Loss of rac1 alters pro-fibrotic and pro-inflammatory gene expression as a function of time. (ac) Rac1flox/flox/Mx1-Cre mice were treated with poly(I:C) as described in Materials and Methods in order to delete rac1 in liver. Animals were sacrificed 3 weeks or 15 months later and mRNA expression of the indicated genes was analyzed by qRT-PCR as described in Materials and Methods.
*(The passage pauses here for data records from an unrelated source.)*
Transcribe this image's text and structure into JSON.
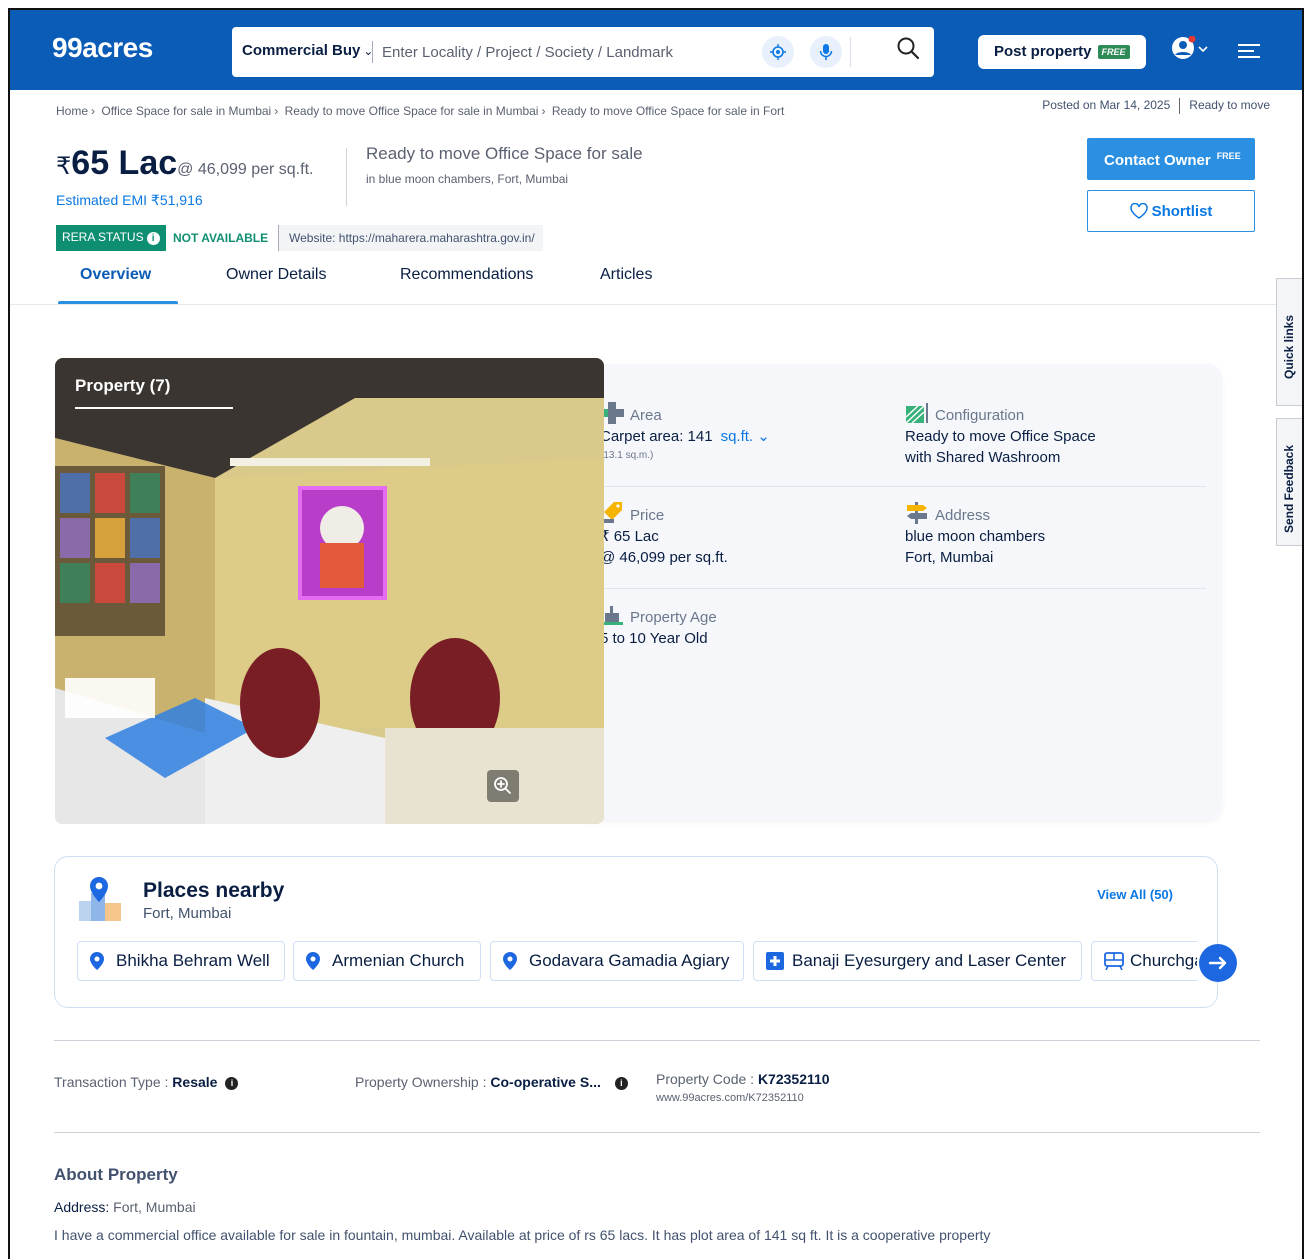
{
  "header": {
    "logo": "99acres",
    "search_type": "Commercial Buy",
    "search_placeholder": "Enter Locality / Project / Society / Landmark",
    "post_property_label": "Post property",
    "post_property_badge": "FREE"
  },
  "breadcrumb": [
    "Home",
    "Office Space for sale in Mumbai",
    "Ready to move Office Space for sale in Mumbai",
    "Ready to move Office Space for sale in Fort"
  ],
  "posted": {
    "date": "Posted on Mar 14, 2025",
    "status": "Ready to move"
  },
  "listing": {
    "currency": "₹",
    "price": "65 Lac",
    "per_sqft": "@ 46,099 per sq.ft.",
    "emi": "Estimated EMI ₹51,916",
    "title": "Ready to move Office Space for sale",
    "subtitle": "in blue moon chambers, Fort, Mumbai",
    "rera_label": "RERA STATUS",
    "rera_value": "NOT AVAILABLE",
    "rera_website": "Website: https://maharera.maharashtra.gov.in/"
  },
  "actions": {
    "contact": "Contact Owner",
    "contact_badge": "FREE",
    "shortlist": "Shortlist"
  },
  "tabs": [
    "Overview",
    "Owner Details",
    "Recommendations",
    "Articles"
  ],
  "side_tabs": [
    "Quick links",
    "Send Feedback"
  ],
  "photo": {
    "label": "Property (7)"
  },
  "details": {
    "area_label": "Area",
    "area_value": "Carpet area: 141",
    "area_unit": "sq.ft.",
    "area_sub": "(13.1 sq.m.)",
    "config_label": "Configuration",
    "config_line1": "Ready to move Office Space",
    "config_line2": "with Shared Washroom",
    "price_label": "Price",
    "price_line1": "₹ 65 Lac",
    "price_line2": "@ 46,099 per sq.ft.",
    "address_label": "Address",
    "address_line1": "blue moon chambers",
    "address_line2": "Fort, Mumbai",
    "age_label": "Property Age",
    "age_value": "5 to 10 Year Old"
  },
  "places": {
    "title": "Places nearby",
    "location": "Fort, Mumbai",
    "view_all": "View All (50)",
    "chips": [
      "Bhikha Behram Well",
      "Armenian Church",
      "Godavara Gamadia Agiary",
      "Banaji Eyesurgery and Laser Center",
      "Churchgate"
    ]
  },
  "facts": {
    "transaction_label": "Transaction Type : ",
    "transaction_value": "Resale",
    "ownership_label": "Property Ownership : ",
    "ownership_value": "Co-operative S...",
    "code_label": "Property Code : ",
    "code_value": "K72352110",
    "code_url": "www.99acres.com/K72352110"
  },
  "about": {
    "heading": "About Property",
    "address_label": "Address: ",
    "address_value": "Fort, Mumbai",
    "description": "I have a commercial office available for sale in fountain, mumbai. Available at price of rs 65 lacs. It has plot area of 141 sq ft. It is a cooperative property"
  },
  "colors": {
    "brand": "#0b5cb7",
    "accent": "#2b90e2",
    "rera": "#0f8f72"
  }
}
Data shown are the mean±S.D. from triplicate determinations using cDNA generated from pooled RNA samples of n=3–5 mice per group. (a) Analysis of mRNA expression of pro-fibrotic cytokines. (b) Analysis of mRNA expression of fibroblast-derived pro-fibrotic factors. (c) Analysis of mRNA expression of factors involved in the regulation of matrix turnover. (d) mRNA expression of the pro-inflammatory cytokine IL-6 was analyzed by qRT-PCR as described in Materials and Methods. Data shown are the mean±S.D. from triplicate determinations using cDNA obtained from pooled RNA samples of n=3–5 mice per group. (e) Liver sections were stained with anti-MPO antibody. Representative results are shown

Discussion

Previously, we reported that the lipid lowering drug lovastatin protects human endothelial cells33 and rat cardiomyoblasts against the toxic effects of doxorubicin in vitro.24 We also showed that it protects mouse liver and heart in vivo.24, 35 These data together with the reports from other groups,43, 44 let us hypothesize that inhibition of Rac1 signaling by statins reduces normal tissue damage evoked by anthracyclines. Inhibition of Rac1 signaling has also been suggested to be of importance for the cardioprotective effects of statins.26 Moreover, inhibition of Rho/Rac signaling by statins was demonstrated to be radioprotective in vivo.25, 45 To scrutinize the relevance of Rac1 for genotoxin-induced responses in vivo, we made use of a Cre-LoxP-based knockout system, which enables an inducible recombinational deletion of the rac1 gene.18 We found that poly(I:C)-induced expression of Cre-recombinase results in a highly efficient (≥90%) knockout of the rac1 gene in liver tissue. Not all tissues were equally responsive. The lowest levels of rac1 deletion were observed in intestine and brain.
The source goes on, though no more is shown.